Roger,
I was heavily involved in televised political debates a long time ago, including presidential primaries. I lost interest after 1988 when those turned into gotcha contests where the No. 1 goal was not to lose the election right there.
IMO it is rarely possible to determine the effect of a debate or rather, a series of joint appearances, until the pros sit down and compare notes after the election.
In most instances candidates’ goals, after not losing right there, are to get particular IMAGES across to particular demographic groups. It is possible for both candidates to achieve such goals, and for both to fail.
I did not watch the Bush/Kerry debate. I stopped watching television long ago and dropped my cable service last year after my youngest left for college.
But she watched it, and her chief impression was that Bush was far more positive and determined than Kerry. And she is a classic 19 year-old liberal.
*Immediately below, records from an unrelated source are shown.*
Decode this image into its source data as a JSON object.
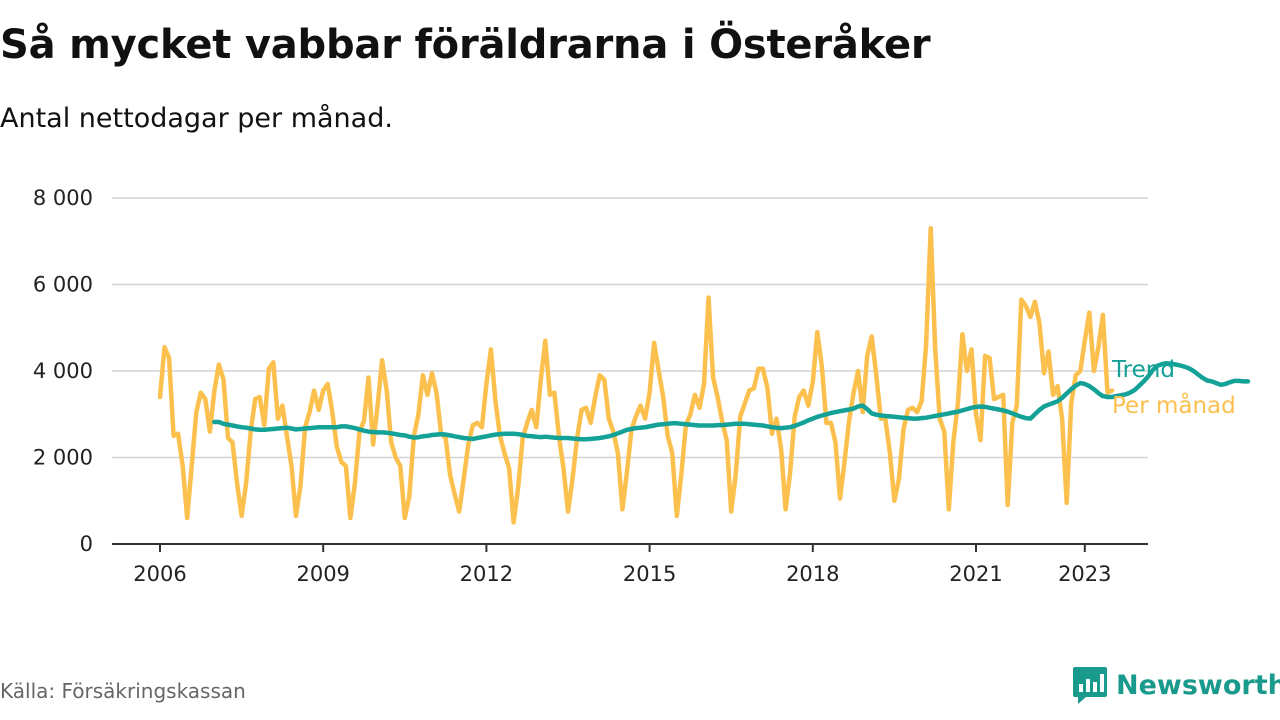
{
  "header": {
    "title": "Så mycket vabbar föräldrarna i Österåker",
    "subtitle": "Antal nettodagar per månad."
  },
  "footer": {
    "source": "Källa: Försäkringskassan",
    "brand": "Newsworthy"
  },
  "colors": {
    "monthly": "#fbc04e",
    "trend": "#14a197",
    "grid": "#d4d4d4",
    "axis": "#333333",
    "brand": "#1a9a8c"
  },
  "chart_data": {
    "type": "line",
    "ylim": [
      0,
      8000
    ],
    "xlim": [
      2006.0,
      2024.0
    ],
    "y_ticks": [
      0,
      2000,
      4000,
      6000,
      8000
    ],
    "y_tick_labels": [
      "0",
      "2 000",
      "4 000",
      "6 000",
      "8 000"
    ],
    "x_ticks": [
      2006,
      2009,
      2012,
      2015,
      2018,
      2021,
      2023
    ],
    "x_tick_labels": [
      "2006",
      "2009",
      "2012",
      "2015",
      "2018",
      "2021",
      "2023"
    ],
    "grid": true,
    "legend": "inline labels at right end of lines",
    "series": [
      {
        "name": "Per månad",
        "x_start": "2006-01",
        "step": "month",
        "values": [
          3400,
          4550,
          4300,
          2500,
          2550,
          1800,
          600,
          1800,
          3050,
          3500,
          3350,
          2600,
          3550,
          4150,
          3800,
          2450,
          2350,
          1400,
          650,
          1400,
          2600,
          3350,
          3400,
          2750,
          4050,
          4200,
          2900,
          3200,
          2500,
          1800,
          650,
          1350,
          2700,
          3050,
          3550,
          3100,
          3550,
          3700,
          3050,
          2250,
          1900,
          1800,
          600,
          1400,
          2600,
          2850,
          3850,
          2300,
          3200,
          4250,
          3550,
          2350,
          2000,
          1800,
          600,
          1100,
          2500,
          3000,
          3900,
          3450,
          3950,
          3500,
          2550,
          2450,
          1600,
          1150,
          750,
          1500,
          2300,
          2750,
          2800,
          2700,
          3700,
          4500,
          3300,
          2500,
          2100,
          1750,
          500,
          1300,
          2450,
          2800,
          3100,
          2700,
          3800,
          4700,
          3450,
          3500,
          2500,
          1750,
          750,
          1500,
          2450,
          3100,
          3150,
          2800,
          3400,
          3900,
          3800,
          2900,
          2600,
          2100,
          800,
          1650,
          2650,
          2950,
          3200,
          2900,
          3500,
          4650,
          4000,
          3400,
          2500,
          2100,
          650,
          1600,
          2750,
          3000,
          3450,
          3150,
          3700,
          5700,
          3850,
          3400,
          2850,
          2400,
          750,
          1600,
          2950,
          3250,
          3550,
          3600,
          4050,
          4050,
          3600,
          2550,
          2900,
          2200,
          800,
          1650,
          2950,
          3400,
          3550,
          3200,
          3750,
          4900,
          4100,
          2800,
          2800,
          2350,
          1050,
          1900,
          2850,
          3500,
          4000,
          3050,
          4350,
          4800,
          3900,
          2900,
          2900,
          2100,
          1000,
          1500,
          2650,
          3100,
          3150,
          3050,
          3300,
          4600,
          7300,
          4500,
          2900,
          2600,
          800,
          2350,
          3250,
          4850,
          4000,
          4500,
          3000,
          2400,
          4350,
          4300,
          3350,
          3400,
          3450,
          900,
          2800,
          3200,
          5650,
          5500,
          5250,
          5600,
          5100,
          3950,
          4450,
          3450,
          3650,
          2900,
          950,
          3250,
          3900,
          4000,
          4700,
          5350,
          4000,
          4550,
          5300,
          3500,
          3550
        ]
      },
      {
        "name": "Trend",
        "x_start": "2007-01",
        "step": "month",
        "values": [
          2820,
          2820,
          2780,
          2760,
          2740,
          2720,
          2700,
          2690,
          2670,
          2650,
          2640,
          2640,
          2650,
          2660,
          2670,
          2680,
          2690,
          2670,
          2650,
          2660,
          2670,
          2680,
          2690,
          2700,
          2700,
          2700,
          2700,
          2700,
          2720,
          2720,
          2700,
          2680,
          2650,
          2620,
          2600,
          2590,
          2580,
          2580,
          2570,
          2560,
          2540,
          2520,
          2510,
          2480,
          2460,
          2470,
          2490,
          2500,
          2520,
          2530,
          2540,
          2530,
          2510,
          2490,
          2470,
          2450,
          2440,
          2430,
          2450,
          2470,
          2490,
          2510,
          2530,
          2540,
          2550,
          2550,
          2550,
          2540,
          2520,
          2500,
          2490,
          2480,
          2470,
          2480,
          2470,
          2460,
          2450,
          2450,
          2450,
          2440,
          2430,
          2420,
          2420,
          2430,
          2440,
          2450,
          2470,
          2490,
          2520,
          2560,
          2600,
          2640,
          2660,
          2680,
          2690,
          2700,
          2720,
          2740,
          2760,
          2770,
          2780,
          2790,
          2790,
          2780,
          2770,
          2760,
          2750,
          2740,
          2740,
          2740,
          2740,
          2750,
          2750,
          2760,
          2770,
          2780,
          2780,
          2780,
          2770,
          2760,
          2750,
          2740,
          2720,
          2700,
          2690,
          2680,
          2690,
          2700,
          2730,
          2770,
          2810,
          2860,
          2900,
          2940,
          2970,
          3000,
          3030,
          3050,
          3070,
          3090,
          3110,
          3130,
          3180,
          3200,
          3120,
          3020,
          2990,
          2970,
          2960,
          2950,
          2940,
          2930,
          2920,
          2910,
          2900,
          2900,
          2910,
          2920,
          2940,
          2960,
          2980,
          3000,
          3020,
          3040,
          3060,
          3090,
          3120,
          3150,
          3170,
          3180,
          3170,
          3150,
          3130,
          3110,
          3090,
          3060,
          3020,
          2980,
          2940,
          2910,
          2900,
          3000,
          3100,
          3180,
          3220,
          3260,
          3300,
          3380,
          3480,
          3580,
          3660,
          3720,
          3700,
          3650,
          3580,
          3490,
          3420,
          3400,
          3400,
          3420,
          3440,
          3460,
          3500,
          3560,
          3660,
          3760,
          3880,
          4020,
          4120,
          4160,
          4180,
          4170,
          4150,
          4130,
          4100,
          4060,
          4000,
          3920,
          3840,
          3780,
          3760,
          3720,
          3680,
          3700,
          3740,
          3770,
          3770,
          3760,
          3760
        ]
      }
    ]
  }
}
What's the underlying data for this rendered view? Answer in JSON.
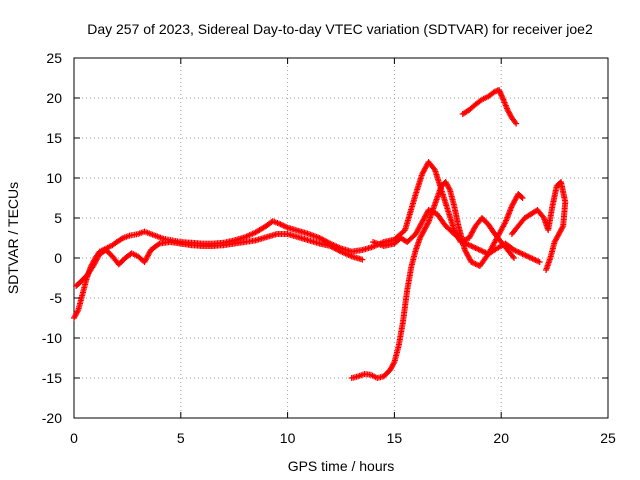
{
  "chart_data": {
    "type": "scatter",
    "title": "Day 257 of 2023, Sidereal Day-to-day VTEC variation (SDTVAR) for receiver joe2",
    "xlabel": "GPS time / hours",
    "ylabel": "SDTVAR / TECUs",
    "xlim": [
      0,
      25
    ],
    "ylim": [
      -20,
      25
    ],
    "xticks": [
      "0",
      "5",
      "10",
      "15",
      "20",
      "25"
    ],
    "yticks": [
      "-20",
      "-15",
      "-10",
      "-5",
      "0",
      "5",
      "10",
      "15",
      "20",
      "25"
    ],
    "grid": true,
    "legend": "none",
    "marker": "plus",
    "color": "#ff0000",
    "series": [
      {
        "name": "track-main",
        "x": [
          0.0,
          0.2,
          0.4,
          0.6,
          0.8,
          1.0,
          1.2,
          1.5,
          1.8,
          2.0,
          2.3,
          2.6,
          3.0,
          3.3,
          3.6,
          3.9,
          4.2,
          4.6,
          5.0,
          5.5,
          6.0,
          6.5,
          7.0,
          7.5,
          8.0,
          8.5,
          9.0,
          9.3,
          9.6,
          10.0,
          10.5,
          11.0,
          11.5,
          12.0,
          12.5,
          13.0,
          13.5,
          14.0,
          14.5,
          15.0,
          15.5,
          16.0,
          16.3,
          16.6,
          16.9,
          17.2,
          17.5,
          17.8,
          18.1,
          18.5,
          18.8,
          19.1,
          19.4,
          19.7,
          20.0,
          20.3,
          20.6
        ],
        "y": [
          -7.5,
          -6.5,
          -4.5,
          -2.5,
          -1.0,
          0.0,
          0.8,
          1.2,
          1.6,
          2.0,
          2.5,
          2.8,
          3.0,
          3.3,
          3.0,
          2.7,
          2.4,
          2.2,
          2.0,
          1.9,
          1.8,
          1.8,
          1.9,
          2.2,
          2.6,
          3.2,
          4.0,
          4.6,
          4.3,
          3.8,
          3.4,
          3.0,
          2.5,
          1.8,
          1.2,
          0.8,
          1.0,
          1.4,
          2.0,
          2.3,
          3.5,
          8.0,
          10.5,
          12.0,
          11.0,
          8.5,
          6.0,
          3.5,
          2.0,
          2.5,
          4.0,
          5.0,
          4.2,
          3.0,
          2.0,
          1.0,
          0.0
        ]
      },
      {
        "name": "track-lower-branch",
        "x": [
          0.1,
          0.3,
          0.6,
          0.9,
          1.2,
          1.5,
          1.8,
          2.1,
          2.4,
          2.7,
          3.0,
          3.3,
          3.6,
          4.0,
          4.5,
          5.0,
          5.5,
          6.0,
          6.5,
          7.0,
          7.5,
          8.0,
          8.5,
          9.0,
          9.5,
          10.0,
          10.5,
          11.0,
          11.5,
          12.0,
          12.5,
          13.0,
          13.5
        ],
        "y": [
          -3.5,
          -3.0,
          -2.2,
          -1.0,
          0.5,
          1.0,
          0.2,
          -0.8,
          0.0,
          0.6,
          0.2,
          -0.5,
          1.0,
          1.8,
          2.0,
          1.8,
          1.6,
          1.5,
          1.5,
          1.6,
          1.8,
          2.0,
          2.2,
          2.6,
          3.0,
          3.0,
          2.6,
          2.2,
          1.8,
          1.5,
          0.8,
          0.2,
          -0.2
        ]
      },
      {
        "name": "track-mid-branch",
        "x": [
          14.0,
          14.5,
          15.0,
          15.3,
          15.6,
          16.0,
          16.3,
          16.6,
          17.0,
          17.4,
          17.8,
          18.2,
          18.6,
          19.0,
          19.4,
          19.8,
          20.2,
          20.6,
          21.0,
          21.4,
          21.8
        ],
        "y": [
          2.0,
          1.5,
          1.8,
          2.5,
          2.0,
          3.0,
          4.5,
          6.0,
          5.5,
          4.0,
          3.0,
          2.0,
          1.5,
          1.0,
          0.5,
          1.2,
          1.8,
          1.0,
          0.5,
          0.0,
          -0.5
        ]
      },
      {
        "name": "track-dip-rise",
        "x": [
          13.0,
          13.3,
          13.6,
          13.9,
          14.2,
          14.5,
          14.8,
          15.0,
          15.2,
          15.4,
          15.6,
          15.8,
          16.0,
          16.2,
          16.4,
          16.6,
          16.8,
          17.0,
          17.2,
          17.4,
          17.6,
          17.8,
          18.0,
          18.3,
          18.6,
          19.0,
          19.4,
          19.8,
          20.2,
          20.5,
          20.8,
          21.0
        ],
        "y": [
          -15.0,
          -14.8,
          -14.5,
          -14.6,
          -15.0,
          -14.8,
          -14.0,
          -13.0,
          -11.0,
          -8.0,
          -4.0,
          -1.0,
          1.0,
          2.5,
          3.5,
          4.5,
          6.0,
          7.5,
          9.0,
          9.5,
          8.5,
          6.5,
          4.0,
          1.0,
          -0.5,
          -1.0,
          0.5,
          2.5,
          4.5,
          6.5,
          8.0,
          7.5
        ]
      },
      {
        "name": "track-high-arc",
        "x": [
          18.2,
          18.5,
          18.8,
          19.1,
          19.4,
          19.7,
          19.9,
          20.1,
          20.3,
          20.5,
          20.7
        ],
        "y": [
          18.0,
          18.5,
          19.2,
          19.8,
          20.2,
          20.8,
          21.0,
          19.8,
          18.5,
          17.5,
          16.8
        ]
      },
      {
        "name": "track-late",
        "x": [
          20.5,
          20.8,
          21.1,
          21.4,
          21.7,
          22.0,
          22.2,
          22.4,
          22.6,
          22.8,
          23.0,
          22.9,
          22.7,
          22.5,
          22.3,
          22.1
        ],
        "y": [
          3.0,
          4.0,
          5.0,
          5.5,
          6.0,
          5.0,
          3.5,
          6.5,
          9.0,
          9.5,
          7.0,
          4.0,
          3.0,
          2.0,
          0.0,
          -1.5
        ]
      }
    ]
  }
}
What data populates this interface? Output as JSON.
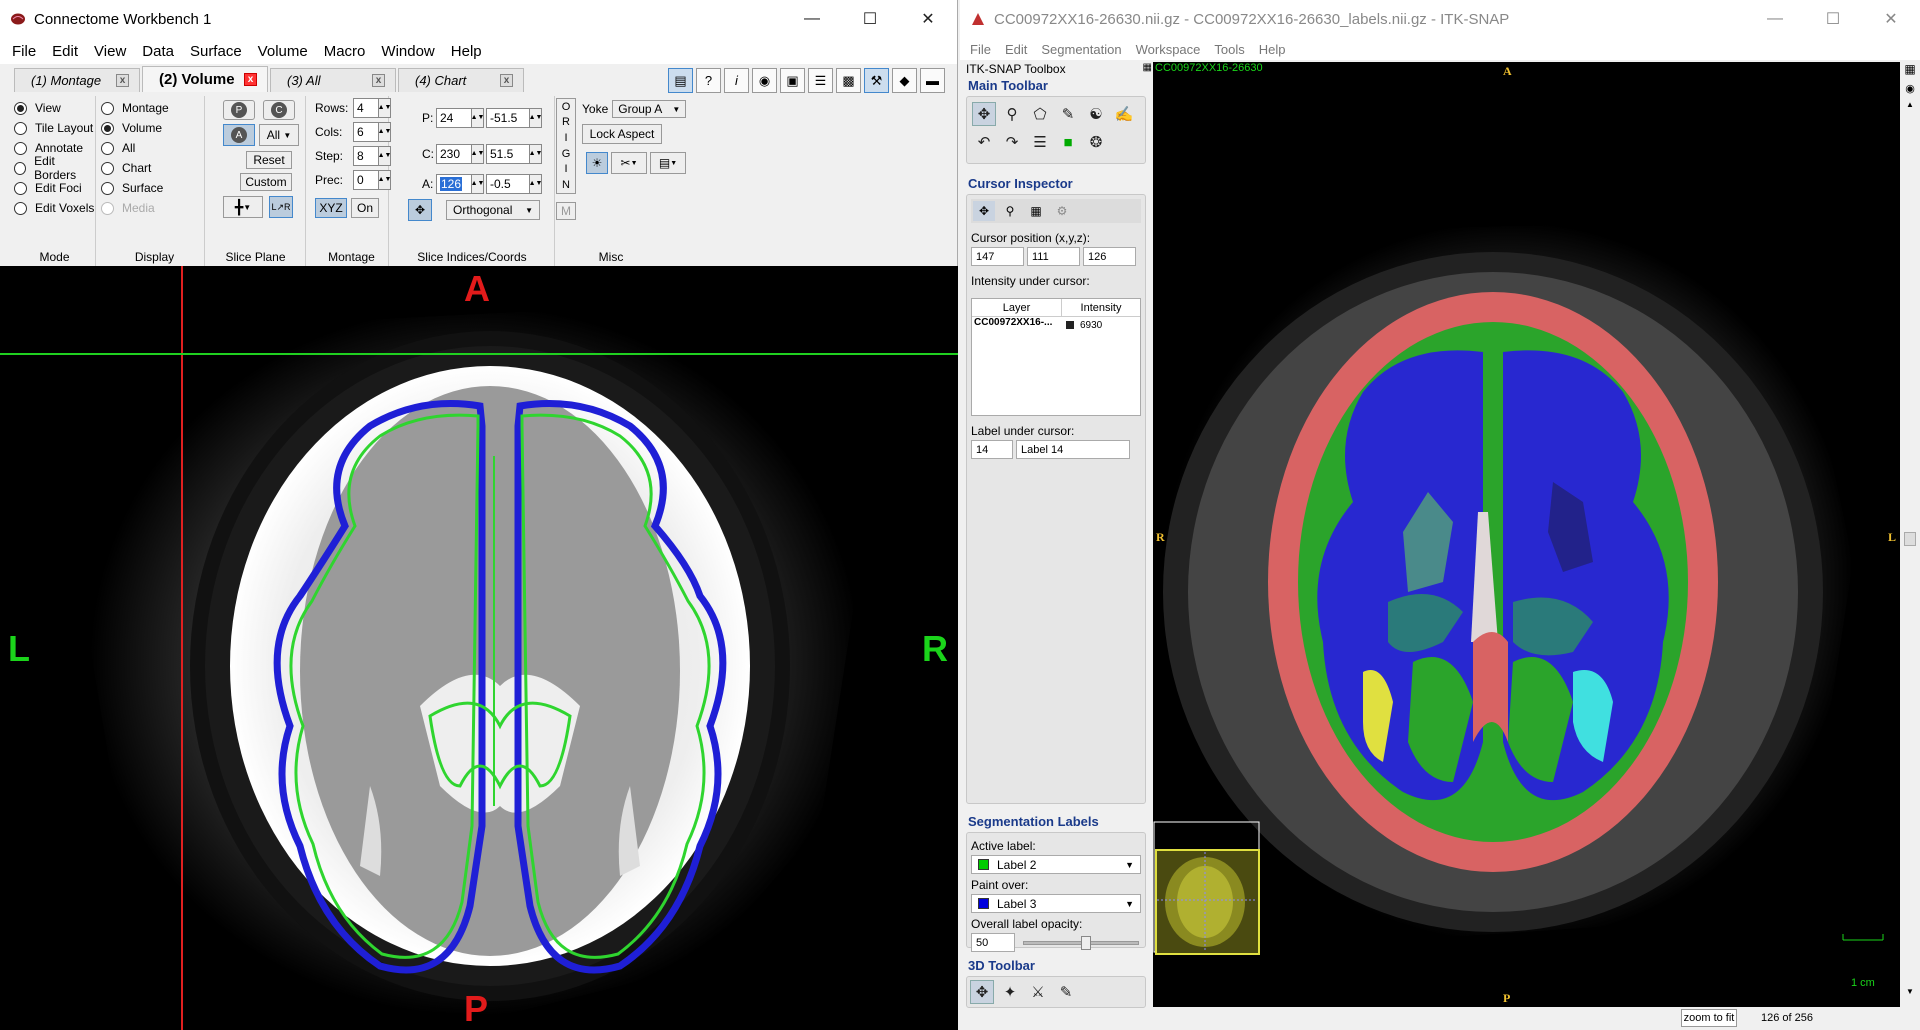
{
  "wb": {
    "title": "Connectome Workbench 1",
    "menu": [
      "File",
      "Edit",
      "View",
      "Data",
      "Surface",
      "Volume",
      "Macro",
      "Window",
      "Help"
    ],
    "tabs": [
      {
        "label": "(1) Montage"
      },
      {
        "label": "(2) Volume"
      },
      {
        "label": "(3) All"
      },
      {
        "label": "(4) Chart"
      }
    ],
    "mode": {
      "label": "Mode",
      "items": [
        "View",
        "Tile Layout",
        "Annotate",
        "Edit Borders",
        "Edit Foci",
        "Edit Voxels"
      ]
    },
    "display": {
      "label": "Display",
      "items": [
        "Montage",
        "Volume",
        "All",
        "Chart",
        "Surface",
        "Media"
      ]
    },
    "sliceplane": {
      "label": "Slice Plane",
      "p": "P",
      "c": "C",
      "a": "A",
      "all": "All",
      "reset": "Reset",
      "custom": "Custom"
    },
    "montage": {
      "label": "Montage",
      "rows_label": "Rows:",
      "rows": "4",
      "cols_label": "Cols:",
      "cols": "6",
      "step_label": "Step:",
      "step": "8",
      "prec_label": "Prec:",
      "prec": "0",
      "xyz": "XYZ",
      "on": "On"
    },
    "slices": {
      "label": "Slice Indices/Coords",
      "p_label": "P:",
      "p_index": "24",
      "p_coord": "-51.5",
      "c_label": "C:",
      "c_index": "230",
      "c_coord": "51.5",
      "a_label": "A:",
      "a_index": "126",
      "a_coord": "-0.5",
      "origin": [
        "O",
        "R",
        "I",
        "G",
        "I",
        "N"
      ],
      "projection": "Orthogonal",
      "m": "M"
    },
    "misc": {
      "label": "Misc",
      "yoke": "Yoke",
      "yoke_group": "Group A",
      "lock_aspect": "Lock Aspect"
    },
    "orientation": {
      "top": "A",
      "bottom": "P",
      "left": "L",
      "right": "R"
    }
  },
  "itk": {
    "title": "CC00972XX16-26630.nii.gz - CC00972XX16-26630_labels.nii.gz - ITK-SNAP",
    "menu": [
      "File",
      "Edit",
      "Segmentation",
      "Workspace",
      "Tools",
      "Help"
    ],
    "toolbox_title": "ITK-SNAP Toolbox",
    "main_toolbar": "Main Toolbar",
    "cursor_inspector": "Cursor Inspector",
    "cursor_position_label": "Cursor position (x,y,z):",
    "cursor_x": "147",
    "cursor_y": "111",
    "cursor_z": "126",
    "intensity_label": "Intensity under cursor:",
    "table_headers": [
      "Layer",
      "Intensity"
    ],
    "table_row": {
      "layer": "CC00972XX16-...",
      "intensity": "6930"
    },
    "label_under_cursor": "Label under cursor:",
    "label_id": "14",
    "label_name": "Label 14",
    "seg_labels": "Segmentation Labels",
    "active_label_caption": "Active label:",
    "active_label": "Label 2",
    "active_color": "#00cc00",
    "paint_over_caption": "Paint over:",
    "paint_over": "Label 3",
    "paint_color": "#0000dd",
    "opacity_caption": "Overall label opacity:",
    "opacity": "50",
    "toolbar_3d": "3D Toolbar",
    "view_name": "CC00972XX16-26630",
    "orientation": {
      "top": "A",
      "bottom": "P",
      "left": "R",
      "right": "L"
    },
    "scale": "1 cm",
    "zoom_fit": "zoom to fit",
    "slice_count": "126 of 256"
  }
}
This told me that Bush stayed on the message he’s been projecting for the whole year. If he got it across to my daughter, he also got it across to the audience he was trying to reach.
Everything I’ve heard about Kerry’s debate performance was that he “seemed presidential”, i.e., he achieved the classic challenger goal of presenting himself as an acceptable alternative to an incumbent among those voters who are already disaffected from the incumbent and looking for an alternative.
So the impression I have of the debate from others tells me that both candidates achieved their positive goals. And neither lost it right there.
Whether the debate was a wash, or will have a material effect on the election’s outcome, cannot be determined now. I doubt that the pros on either side can figure it out, and non-pros lacking access to the specialized & confidential polls taken by the two campaigns certainly can’t.